Spy Kids

Es gibt eine Reihe von Jobs, von denen nicht allzu viele Menschen wissen. Die Berufssparte Agent dürfte wohl einer der wichtigsten Jobs überhaupt sein. Schließlich kümmern sie sich oft um Probleme, von denen kaum jemand weiß, dass es diese überhaupt gibt. Die Agenten beheben so manche prekäre Lage und retten damit die Welt. Einer der bekanntesten Agenten der Welt ist James Bond. Er erlebt im Auftrag der britischen Königin eine Reihe von unzähligen Abenteuern, seit ihn Ian Flemming als Figur entwickelt hat. Von seinem Beruf, dem er nachgeht, hat nicht wirklich jeder Kenntnis. Auch die Kinder Carmen und Juni wissen nichts von dem, was ihre Eltern einst gemacht haben. Sie halten ihre Eltern einfach für langweilig. Doch soll sich ihre Meinung schon bald ändern.

Sie führen mit ihren Eltern Gregorio und Ingrid ein ruhiges Leben. Carmen und Juni wissen nicht, dass ihre Eltern die besten Agenten der Welt sind – wenn sie auch etwas aus der Übung sind. Einst standen sie auf verschiedenen Seiten. Doch dann haben sie sich näher kennen gelernt. So haben sie schon gegen die niederträchtigsten Bösewichte der Welt gekämpft. Nun scheint so ein bisschen von ihrer Kraft verloren gegangen zu sein. Als die Kinder endlich aus dem Haus und auf dem Weg in die Schule sind, öffnen die Eltern ihre geheimen Räume. So ganz haben sie den Kontakt zu ihrer Vergangenheit nie verloren. Daher lassen sie sich auch auf diesen Auftrag ein, bei dem ihre gemeinsamen Fähigkeiten gefragt sind. Allerdings geht der Auftrag, bei dem sie auch unter Wasser unterwegs sind, mehr als schief. Gregorio und Ingrid werden von dem Gegner, den sie ursprünglich schachmatt setzen sollten, gefangen genommen.
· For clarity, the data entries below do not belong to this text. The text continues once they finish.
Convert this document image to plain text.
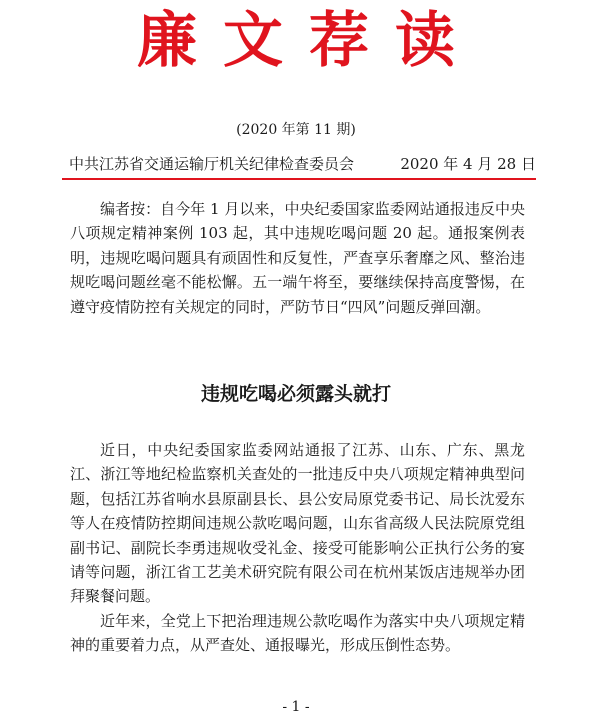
廉文荐读
(2020 年第 11 期)
中共江苏省交通运输厅机关纪律检查委员会	2020 年 4 月 28 日

编者按：自今年 1 月以来，中央纪委国家监委网站通报违反中央八项规定精神案例 103 起，其中违规吃喝问题 20 起。通报案例表明，违规吃喝问题具有顽固性和反复性，严查享乐奢靡之风、整治违规吃喝问题丝毫不能松懈。五一端午将至，要继续保持高度警惕，在遵守疫情防控有关规定的同时，严防节日“四风”问题反弹回潮。

违规吃喝必须露头就打

近日，中央纪委国家监委网站通报了江苏、山东、广东、黑龙江、浙江等地纪检监察机关查处的一批违反中央八项规定精神典型问题，包括江苏省响水县原副县长、县公安局原党委书记、局长沈爱东等人在疫情防控期间违规公款吃喝问题，山东省高级人民法院原党组副书记、副院长李勇违规收受礼金、接受可能影响公正执行公务的宴请等问题，浙江省工艺美术研究院有限公司在杭州某饭店违规举办团拜聚餐问题。

近年来，全党上下把治理违规公款吃喝作为落实中央八项规定精神的重要着力点，从严查处、通报曝光，形成压倒性态势。

- 1 -
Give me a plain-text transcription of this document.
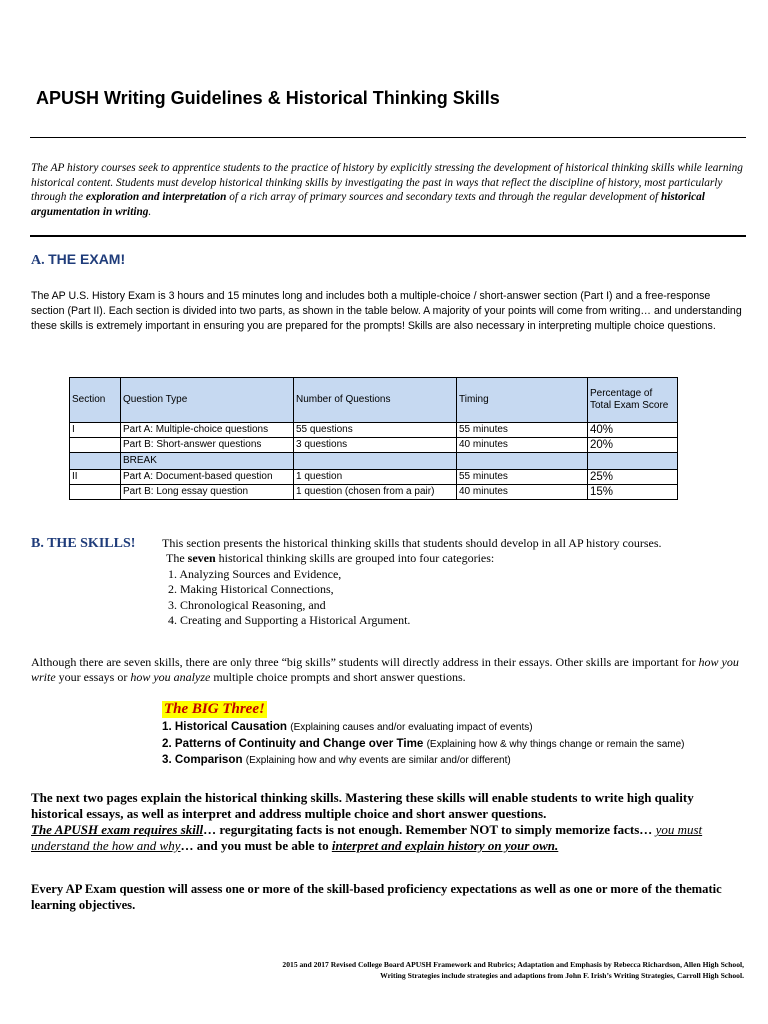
APUSH Writing Guidelines & Historical Thinking Skills
The AP history courses seek to apprentice students to the practice of history by explicitly stressing the development of historical thinking skills while learning historical content. Students must develop historical thinking skills by investigating the past in ways that reflect the discipline of history, most particularly through the exploration and interpretation of a rich array of primary sources and secondary texts and through the regular development of historical argumentation in writing.
A. THE EXAM!
The AP U.S. History Exam is 3 hours and 15 minutes long and includes both a multiple-choice / short-answer section (Part I) and a free-response section (Part II). Each section is divided into two parts, as shown in the table below. A majority of your points will come from writing… and understanding these skills is extremely important in ensuring you are prepared for the prompts! Skills are also necessary in interpreting multiple choice questions.
Section	Question Type	Number of Questions	Timing	Percentage of Total Exam Score
I	Part A: Multiple-choice questions	55 questions	55 minutes	40%
	Part B: Short-answer questions	3 questions	40 minutes	20%
	BREAK			
II	Part A: Document-based question	1 question	55 minutes	25%
	Part B: Long essay question	1 question (chosen from a pair)	40 minutes	15%
B. THE SKILLS! This section presents the historical thinking skills that students should develop in all AP history courses.
The seven historical thinking skills are grouped into four categories:
1. Analyzing Sources and Evidence,
2. Making Historical Connections,
3. Chronological Reasoning, and
4. Creating and Supporting a Historical Argument.
Although there are seven skills, there are only three “big skills” students will directly address in their essays. Other skills are important for how you write your essays or how you analyze multiple choice prompts and short answer questions.
The BIG Three!
1. Historical Causation (Explaining causes and/or evaluating impact of events)
2. Patterns of Continuity and Change over Time (Explaining how & why things change or remain the same)
3. Comparison (Explaining how and why events are similar and/or different)
The next two pages explain the historical thinking skills. Mastering these skills will enable students to write high quality historical essays, as well as interpret and address multiple choice and short answer questions.
The APUSH exam requires skill… regurgitating facts is not enough. Remember NOT to simply memorize facts… you must understand the how and why… and you must be able to interpret and explain history on your own.
Every AP Exam question will assess one or more of the skill-based proficiency expectations as well as one or more of the thematic learning objectives.
2015 and 2017 Revised College Board APUSH Framework and Rubrics; Adaptation and Emphasis by Rebecca Richardson, Allen High School,
Writing Strategies include strategies and adaptions from John F. Irish’s Writing Strategies, Carroll High School.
Während dessen kommen die Kinder aus der Schule und finden nur ihren Onkel vor. Dieser wird die etwas ungläubigen Kinder, die ihre Eltern für langweilig und nicht cool genug gehalten haben, über das wahre Leben ihrer Eltern aufklären. Das finden die Kinder besonders spannend. Vor allem wollen sie jedoch ihre Eltern befreien. Und so schulen sich die Kinder teilweise selber zum Agenten, wobei sie der Onkel unterstützt.

Der Film gehört ohne Zweifel zu den schönsten Familien-Filmen. Er hat einfach alles, was dazu benötigt wird und ist aufgrund der Mischung sehenswert. Das Zusehen macht allein schon aufgrund der Kinder Spaß. Sätze wie „Meine Eltern können keine Super-Agenten sein. Die sind nicht cool genug.“ bringen Spaß und Witz mit. Dazu kommt eine wohldosierte Mischung netter Effekte. Zudem ist es beeindruckend, wie die beiden Kids die Geschichte gemeinsam durchstehen. In derartige Filme schaut man gern auch in dieser hektischen Zeit rein. (Marina Teuscher – 03.04.2015)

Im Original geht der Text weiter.